I have talked to the counselor from Hospice which has helped and will see her again on Monday (the day before what would have been Ralph's 68th birthday). I know I have to get myself through this, but just want to be back to my old self. Now I know that Old Self is gone and I have to find the new me. Where to start? Good days, bad days - just trying to take it one day at a time (sounds good). I will be a survivor, but why is it so hard to get there?
God bless all of you going thru this process. Thanks for letting me vent!!
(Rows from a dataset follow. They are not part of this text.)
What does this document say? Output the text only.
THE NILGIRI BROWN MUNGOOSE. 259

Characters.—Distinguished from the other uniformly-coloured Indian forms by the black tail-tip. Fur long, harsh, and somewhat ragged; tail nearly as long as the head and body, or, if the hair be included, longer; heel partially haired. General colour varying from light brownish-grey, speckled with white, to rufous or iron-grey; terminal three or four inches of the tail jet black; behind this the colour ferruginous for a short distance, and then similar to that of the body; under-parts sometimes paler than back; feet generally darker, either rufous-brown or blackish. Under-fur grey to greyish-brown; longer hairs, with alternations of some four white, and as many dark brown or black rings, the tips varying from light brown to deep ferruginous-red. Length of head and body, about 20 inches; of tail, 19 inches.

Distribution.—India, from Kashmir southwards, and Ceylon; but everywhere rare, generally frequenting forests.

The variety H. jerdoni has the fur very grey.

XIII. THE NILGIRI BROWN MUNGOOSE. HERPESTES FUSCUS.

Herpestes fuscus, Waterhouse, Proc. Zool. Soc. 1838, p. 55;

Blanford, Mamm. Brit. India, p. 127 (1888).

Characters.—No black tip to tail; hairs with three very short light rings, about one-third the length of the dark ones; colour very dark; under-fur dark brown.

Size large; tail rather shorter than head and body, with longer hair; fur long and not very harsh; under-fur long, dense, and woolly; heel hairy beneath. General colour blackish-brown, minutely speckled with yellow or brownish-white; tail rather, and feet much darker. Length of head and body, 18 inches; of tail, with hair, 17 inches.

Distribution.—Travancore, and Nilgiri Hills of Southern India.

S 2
Darlene tomorrow marks three months that my Bill is gone. Losing our life partner is so hard. Learning to manage finances, car and house upkeep and indeed being alone-no longer two-is hard. Every time I think the paperwork is done something else crops up. The newest problem is an over payment on the part of our LTC because of improper billing on the part of the facility. You know what: I asked if the phone call was being recorded (it was). I dumped the whole matter back to the facility and insurance company. I don't have the strength to fight other people's battles. Aug 2nd would have been Bill's 75th birthday. Today-in the mail I got Bill's college diploma. It had just been found in a drawer in the ALF. It seems that just when you think you're on an even keel something else comes up to rock your boat. To all the folks looking forward to the "after" trust me-it ain't easy.
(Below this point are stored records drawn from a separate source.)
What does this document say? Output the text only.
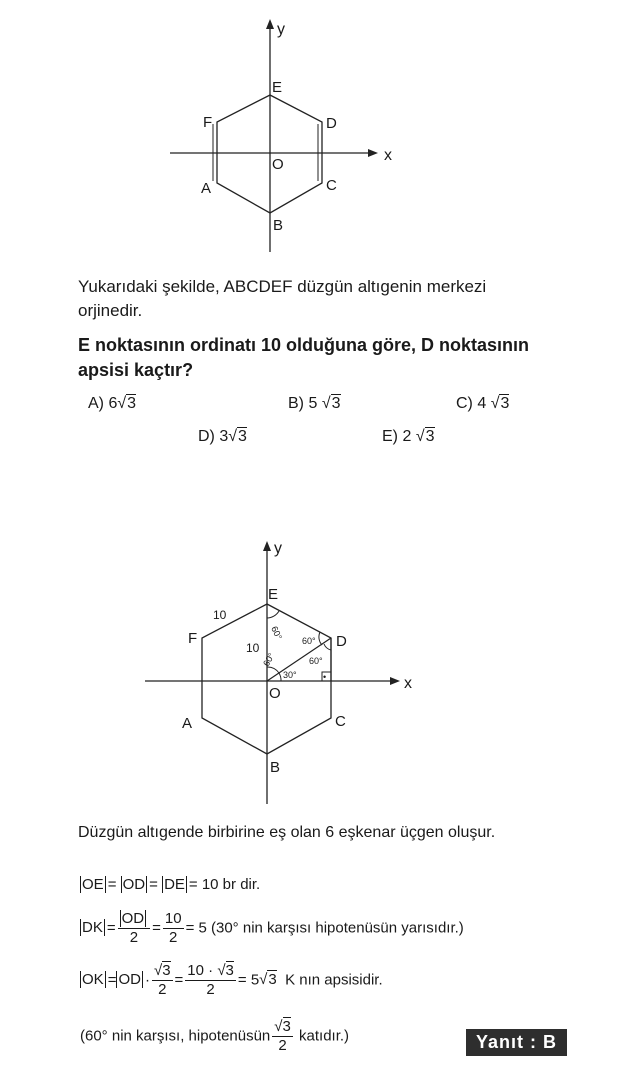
y
x
E
D
F
O
C
A
B
Yukarıdaki şekilde, ABCDEF düzgün altıgenin merkezi orjinedir.
E noktasının ordinatı 10 olduğuna göre, D noktasının apsisi kaçtır?
A) 6√3	B) 5 √3	C) 4 √3
D) 3√3	E) 2 √3
•
y
x
E
D
F
O
C
A
B
10
10
60°
60°
30°
60°
60°
Düzgün altıgende birbirine eş olan 6 eşkenar üçgen oluşur.
OE = OD = DE = 10 br dir.
DK = $\frac{OD}{2} = \frac{10}{2} = 5$ (30° nin karşısı hipotenüsün yarısıdır.)
OK = OD · $\frac{√3}{2} = \frac{10 \cdot √3}{2} = 5√3$ K nın apsisidir.
(60° nin karşısı, hipotenüsün $\frac{√3}{2}$ katıdır.)	Yanıt : B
it`s been nine months for me, just when i think things are going good, i remember what a great life we had together, i have a hard time saying me, instead of us, talk about him all the time and talk to him almost every night, i still do alot of crying, can`t sleep well, lucky i get 4 hrs. a night, i have a picture of us on my dresser with a dried yellow rose resting on the top of the frame, ever so ofter i will find the rose sitting on the dresser, i believe it is way of comforting me, i can open and shut drawers and the rose never falls, what do you all think? I am just waiting for that time when it doesn`t hurt so much. Love ya all, Gail
Earnie, my husband, died on Feb.17th, 2009. We had been married 58 yrs. and he had bought me a beautiful wedding ring for our 35th wedding anniversary. After his death, for some reason I couldn't bear to wear my wedding ring so I had the stones removed and placed in another setting designed by my jeweler. I can't understand my reluctance to wear my wedding ring but adore looking at the stones placed in my new setting. Has anyone else had a similar experience?